Ce projet de loi de finances rectificative aurait pu être l'occasion d'améliorer la fiscalité au service de la transition écologique, mais, là aussi, vous avez échoué. L'objectif affiché de la loi hydrocarbures étant de sortir des énergies carbonées d'ici à 2040, il fallait agir en conséquence et taxer ces exploitations beaucoup plus fortement que vous ne l'avez fait.

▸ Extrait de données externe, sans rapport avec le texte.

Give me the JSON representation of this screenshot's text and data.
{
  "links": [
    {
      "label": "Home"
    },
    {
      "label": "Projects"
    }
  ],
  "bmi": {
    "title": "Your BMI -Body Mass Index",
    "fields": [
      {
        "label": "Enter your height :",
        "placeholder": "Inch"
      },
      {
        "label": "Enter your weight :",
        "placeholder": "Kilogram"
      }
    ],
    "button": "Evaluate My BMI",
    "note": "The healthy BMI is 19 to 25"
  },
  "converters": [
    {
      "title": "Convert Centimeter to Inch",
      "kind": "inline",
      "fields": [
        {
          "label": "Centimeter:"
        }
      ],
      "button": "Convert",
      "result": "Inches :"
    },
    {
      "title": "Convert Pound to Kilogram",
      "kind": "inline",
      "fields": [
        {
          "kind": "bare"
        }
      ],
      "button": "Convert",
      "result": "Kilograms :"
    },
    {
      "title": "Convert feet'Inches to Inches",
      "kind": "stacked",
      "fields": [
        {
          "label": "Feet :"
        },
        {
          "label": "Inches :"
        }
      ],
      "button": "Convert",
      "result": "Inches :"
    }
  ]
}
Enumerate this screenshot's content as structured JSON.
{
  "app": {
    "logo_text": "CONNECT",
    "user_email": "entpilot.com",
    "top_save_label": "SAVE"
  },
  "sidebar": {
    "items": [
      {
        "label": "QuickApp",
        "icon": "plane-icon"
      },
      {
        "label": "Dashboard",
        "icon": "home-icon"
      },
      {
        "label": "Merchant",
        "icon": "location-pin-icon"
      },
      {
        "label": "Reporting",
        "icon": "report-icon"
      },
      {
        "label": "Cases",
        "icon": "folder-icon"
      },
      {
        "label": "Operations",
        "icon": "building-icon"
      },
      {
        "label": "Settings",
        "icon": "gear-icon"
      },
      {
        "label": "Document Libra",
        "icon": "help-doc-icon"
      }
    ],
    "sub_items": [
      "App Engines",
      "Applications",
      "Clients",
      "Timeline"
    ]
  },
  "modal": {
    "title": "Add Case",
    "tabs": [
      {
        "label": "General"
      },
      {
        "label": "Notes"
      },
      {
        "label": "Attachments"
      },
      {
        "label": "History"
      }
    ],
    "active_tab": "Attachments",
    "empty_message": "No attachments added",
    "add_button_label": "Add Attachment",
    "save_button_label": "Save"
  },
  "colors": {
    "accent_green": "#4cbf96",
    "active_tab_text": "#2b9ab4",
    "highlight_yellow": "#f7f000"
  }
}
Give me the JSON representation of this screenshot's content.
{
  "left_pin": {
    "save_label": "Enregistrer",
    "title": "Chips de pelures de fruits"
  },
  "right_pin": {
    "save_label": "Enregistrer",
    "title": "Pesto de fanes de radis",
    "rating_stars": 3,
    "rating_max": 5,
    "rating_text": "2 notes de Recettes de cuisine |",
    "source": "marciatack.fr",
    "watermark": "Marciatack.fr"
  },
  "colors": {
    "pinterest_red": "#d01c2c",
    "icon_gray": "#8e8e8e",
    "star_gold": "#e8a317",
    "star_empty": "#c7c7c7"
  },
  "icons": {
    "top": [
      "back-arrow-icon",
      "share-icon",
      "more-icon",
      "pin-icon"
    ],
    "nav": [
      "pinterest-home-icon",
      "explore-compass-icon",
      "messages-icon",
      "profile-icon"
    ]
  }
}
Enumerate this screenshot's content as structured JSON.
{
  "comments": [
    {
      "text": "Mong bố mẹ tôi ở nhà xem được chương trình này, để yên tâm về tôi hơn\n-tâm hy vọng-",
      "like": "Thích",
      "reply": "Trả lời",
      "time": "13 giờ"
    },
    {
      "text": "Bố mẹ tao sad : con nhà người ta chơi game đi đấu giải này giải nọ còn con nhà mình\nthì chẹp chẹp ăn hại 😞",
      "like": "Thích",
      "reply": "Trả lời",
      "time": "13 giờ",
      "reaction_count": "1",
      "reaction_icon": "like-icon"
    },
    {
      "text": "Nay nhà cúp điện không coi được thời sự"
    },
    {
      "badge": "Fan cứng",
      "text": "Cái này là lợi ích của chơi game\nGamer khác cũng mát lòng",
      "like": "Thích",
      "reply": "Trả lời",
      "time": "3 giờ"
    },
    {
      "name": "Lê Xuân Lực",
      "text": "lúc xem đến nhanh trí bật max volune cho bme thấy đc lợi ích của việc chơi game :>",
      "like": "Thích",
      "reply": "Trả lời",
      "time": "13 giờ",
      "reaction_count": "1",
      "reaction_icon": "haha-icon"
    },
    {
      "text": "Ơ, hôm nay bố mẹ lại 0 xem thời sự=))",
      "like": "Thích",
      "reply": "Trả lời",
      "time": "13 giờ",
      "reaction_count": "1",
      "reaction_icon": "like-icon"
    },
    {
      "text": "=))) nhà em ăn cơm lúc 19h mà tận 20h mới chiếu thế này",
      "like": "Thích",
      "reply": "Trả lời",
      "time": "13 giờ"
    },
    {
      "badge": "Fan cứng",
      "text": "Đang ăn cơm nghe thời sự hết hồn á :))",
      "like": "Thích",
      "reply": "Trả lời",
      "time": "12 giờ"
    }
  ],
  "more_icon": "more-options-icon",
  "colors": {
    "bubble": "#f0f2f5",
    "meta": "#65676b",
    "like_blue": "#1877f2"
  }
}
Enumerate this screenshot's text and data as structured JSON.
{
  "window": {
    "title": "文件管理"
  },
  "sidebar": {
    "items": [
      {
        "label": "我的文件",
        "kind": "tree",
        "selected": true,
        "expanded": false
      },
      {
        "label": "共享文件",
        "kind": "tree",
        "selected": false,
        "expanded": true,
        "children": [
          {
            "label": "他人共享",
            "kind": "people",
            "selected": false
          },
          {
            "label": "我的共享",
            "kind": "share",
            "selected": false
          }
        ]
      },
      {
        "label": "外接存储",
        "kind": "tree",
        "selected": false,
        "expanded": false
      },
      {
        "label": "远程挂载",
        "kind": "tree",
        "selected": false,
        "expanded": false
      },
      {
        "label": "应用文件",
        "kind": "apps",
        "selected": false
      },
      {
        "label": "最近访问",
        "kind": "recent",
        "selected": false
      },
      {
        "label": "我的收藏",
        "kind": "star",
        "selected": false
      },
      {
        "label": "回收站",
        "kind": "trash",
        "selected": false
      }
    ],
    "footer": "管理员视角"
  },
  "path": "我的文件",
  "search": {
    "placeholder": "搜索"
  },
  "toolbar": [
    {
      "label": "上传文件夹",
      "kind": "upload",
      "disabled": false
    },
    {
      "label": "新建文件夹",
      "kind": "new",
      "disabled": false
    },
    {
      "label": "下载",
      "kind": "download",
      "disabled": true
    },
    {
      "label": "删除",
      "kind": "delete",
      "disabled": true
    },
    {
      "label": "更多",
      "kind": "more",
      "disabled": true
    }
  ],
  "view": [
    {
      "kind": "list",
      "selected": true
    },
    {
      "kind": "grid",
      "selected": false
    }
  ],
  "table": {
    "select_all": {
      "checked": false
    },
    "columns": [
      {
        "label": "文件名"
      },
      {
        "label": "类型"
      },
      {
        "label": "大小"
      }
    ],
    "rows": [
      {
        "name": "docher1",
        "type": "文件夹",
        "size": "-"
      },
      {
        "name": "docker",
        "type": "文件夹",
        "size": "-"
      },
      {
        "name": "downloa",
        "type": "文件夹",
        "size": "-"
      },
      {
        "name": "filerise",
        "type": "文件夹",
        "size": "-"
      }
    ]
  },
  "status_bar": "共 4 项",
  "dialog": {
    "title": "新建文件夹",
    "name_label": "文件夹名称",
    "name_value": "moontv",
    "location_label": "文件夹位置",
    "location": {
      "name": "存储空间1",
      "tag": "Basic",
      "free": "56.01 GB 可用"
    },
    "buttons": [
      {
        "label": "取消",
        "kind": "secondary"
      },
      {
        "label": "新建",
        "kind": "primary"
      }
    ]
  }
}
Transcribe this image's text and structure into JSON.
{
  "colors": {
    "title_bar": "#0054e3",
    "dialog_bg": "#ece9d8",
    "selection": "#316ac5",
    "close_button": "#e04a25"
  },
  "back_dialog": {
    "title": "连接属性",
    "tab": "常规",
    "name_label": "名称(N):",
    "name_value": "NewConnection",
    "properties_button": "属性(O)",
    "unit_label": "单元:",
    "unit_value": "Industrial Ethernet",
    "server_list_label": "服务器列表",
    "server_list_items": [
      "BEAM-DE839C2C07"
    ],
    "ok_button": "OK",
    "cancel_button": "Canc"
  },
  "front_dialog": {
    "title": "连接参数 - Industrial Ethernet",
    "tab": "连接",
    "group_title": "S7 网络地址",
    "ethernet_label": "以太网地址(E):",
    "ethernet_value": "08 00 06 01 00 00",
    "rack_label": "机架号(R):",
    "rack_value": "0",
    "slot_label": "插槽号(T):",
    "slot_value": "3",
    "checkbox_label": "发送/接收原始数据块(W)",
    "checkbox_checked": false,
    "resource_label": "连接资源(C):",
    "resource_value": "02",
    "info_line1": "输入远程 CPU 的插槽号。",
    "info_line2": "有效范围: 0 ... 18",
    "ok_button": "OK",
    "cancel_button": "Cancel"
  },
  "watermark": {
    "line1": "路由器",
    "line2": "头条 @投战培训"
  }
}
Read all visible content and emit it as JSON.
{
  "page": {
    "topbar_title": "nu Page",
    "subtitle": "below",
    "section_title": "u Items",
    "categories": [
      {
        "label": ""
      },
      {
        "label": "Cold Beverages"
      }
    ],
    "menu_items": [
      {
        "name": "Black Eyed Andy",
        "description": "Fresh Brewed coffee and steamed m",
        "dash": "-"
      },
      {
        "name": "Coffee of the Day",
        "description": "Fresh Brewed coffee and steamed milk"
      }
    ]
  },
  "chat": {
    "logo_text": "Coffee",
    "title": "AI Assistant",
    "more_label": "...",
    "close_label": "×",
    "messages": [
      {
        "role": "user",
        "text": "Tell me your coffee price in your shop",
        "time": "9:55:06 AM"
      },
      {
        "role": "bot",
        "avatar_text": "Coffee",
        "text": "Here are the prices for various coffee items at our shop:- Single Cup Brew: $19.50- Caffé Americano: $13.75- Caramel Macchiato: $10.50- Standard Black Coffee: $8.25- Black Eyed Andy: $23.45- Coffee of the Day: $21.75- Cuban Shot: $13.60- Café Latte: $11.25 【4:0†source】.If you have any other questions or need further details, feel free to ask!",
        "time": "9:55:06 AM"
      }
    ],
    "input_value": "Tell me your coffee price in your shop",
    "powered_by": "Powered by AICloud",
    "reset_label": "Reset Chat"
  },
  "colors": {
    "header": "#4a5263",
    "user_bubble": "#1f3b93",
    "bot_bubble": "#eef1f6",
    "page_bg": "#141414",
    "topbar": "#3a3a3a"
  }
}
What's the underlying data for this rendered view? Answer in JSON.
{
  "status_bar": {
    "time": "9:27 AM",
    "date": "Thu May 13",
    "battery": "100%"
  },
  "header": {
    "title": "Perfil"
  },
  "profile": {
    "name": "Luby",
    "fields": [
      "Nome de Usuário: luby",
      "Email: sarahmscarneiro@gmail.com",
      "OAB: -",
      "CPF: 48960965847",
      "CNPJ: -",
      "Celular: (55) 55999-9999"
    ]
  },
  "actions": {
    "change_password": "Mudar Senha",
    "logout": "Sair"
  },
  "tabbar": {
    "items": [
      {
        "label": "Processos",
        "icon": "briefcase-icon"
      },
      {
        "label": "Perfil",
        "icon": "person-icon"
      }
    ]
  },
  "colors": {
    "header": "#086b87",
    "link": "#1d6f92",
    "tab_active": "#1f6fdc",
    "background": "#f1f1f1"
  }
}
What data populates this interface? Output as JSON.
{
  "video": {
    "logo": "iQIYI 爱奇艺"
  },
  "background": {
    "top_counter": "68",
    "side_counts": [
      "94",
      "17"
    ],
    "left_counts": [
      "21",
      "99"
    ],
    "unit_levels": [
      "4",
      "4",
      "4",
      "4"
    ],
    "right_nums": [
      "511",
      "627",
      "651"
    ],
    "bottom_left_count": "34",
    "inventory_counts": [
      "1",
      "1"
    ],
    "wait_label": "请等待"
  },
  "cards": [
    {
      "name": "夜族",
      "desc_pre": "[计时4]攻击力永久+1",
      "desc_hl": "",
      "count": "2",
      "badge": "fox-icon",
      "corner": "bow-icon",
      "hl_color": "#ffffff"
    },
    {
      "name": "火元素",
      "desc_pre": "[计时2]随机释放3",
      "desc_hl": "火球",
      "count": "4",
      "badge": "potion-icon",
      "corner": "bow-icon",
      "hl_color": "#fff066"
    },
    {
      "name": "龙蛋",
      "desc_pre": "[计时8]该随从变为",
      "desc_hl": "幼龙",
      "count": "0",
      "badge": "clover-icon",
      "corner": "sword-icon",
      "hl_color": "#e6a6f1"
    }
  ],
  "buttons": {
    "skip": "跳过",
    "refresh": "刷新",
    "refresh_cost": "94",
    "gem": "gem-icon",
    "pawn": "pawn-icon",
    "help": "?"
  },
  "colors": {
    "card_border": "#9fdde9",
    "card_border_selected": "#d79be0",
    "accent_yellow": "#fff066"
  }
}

Enfin – et c'est certainement le plus grave – , vous portez la responsabilité de faire voter une réforme structurelle au travers de ce projet de loi de finances rectificative. Je parle de l'imposition du revenu à la source contre laquelle, là encore, toutes vos oppositions ont apporté des arguments sérieux auxquels vous n'avez absolument pas répondu.

Vous n'avez rien entendu quand nous avons vanté l'efficacité de notre système fiscal – 99,4 % de recouvrement à N +1. Vous n'avez rien entendu quand nous avons pointé le danger de lever le secret sur les données fiscales des salariés. Vous n'avez rien entendu quand, nous fondant sur l'expérience allemande, nous vous avons alerté sur le coût, admis par tous, de cette imposition à la source, pour les sociétés comme pour la société tout entière ; rien sur les charges qui vont peser sur les PME et les associations.

« C'est moderne » : voilà votre seul argument en faveur du prélèvement à la source. C'est tellement moderne que cela a cours depuis plus d'un siècle dans des pays qui, lorsqu'ils l'ont mis en place, ne pouvaient se reposer sur la qualité d'une administration fiscale comme celle dont dispose aujourd'hui notre pays ! À vous entendre, ce serait plus pratique pour les salariés qui changent souvent d'emploi, alors que le système du prélèvement automatique mensuel s'est beaucoup amélioré. Si vous aviez écouté les agents de l'administration fiscale et leurs syndicats sur un sujet qui est pour le moins de leur compétence, vous sauriez qu'ils sont aujourd'hui capables d'assurer en très peu de temps la contemporanéité de l'impôt sans passer par le prélèvement à la source.

Mais vous préférez faire voter une mesure qui n'avantagera que des officines privées et qui fragilisera à terme l'administration fiscale. À n'en pas douter, vous arguerez bientôt de cette réforme pour proposer des suppressions d'emploi, fragilisant ainsi une administration qui fait la fierté de l'État français.

Vous l'aurez compris, chers collègues, le groupe la France Insoumise

votera contre ce PLFR pour 2017, de même qu'il s'est prononcé contre le projet de loi de finances initiale. Un jour, peut-être, la majorité écoutera les autres groupes parlementaires avec plus de sérieux.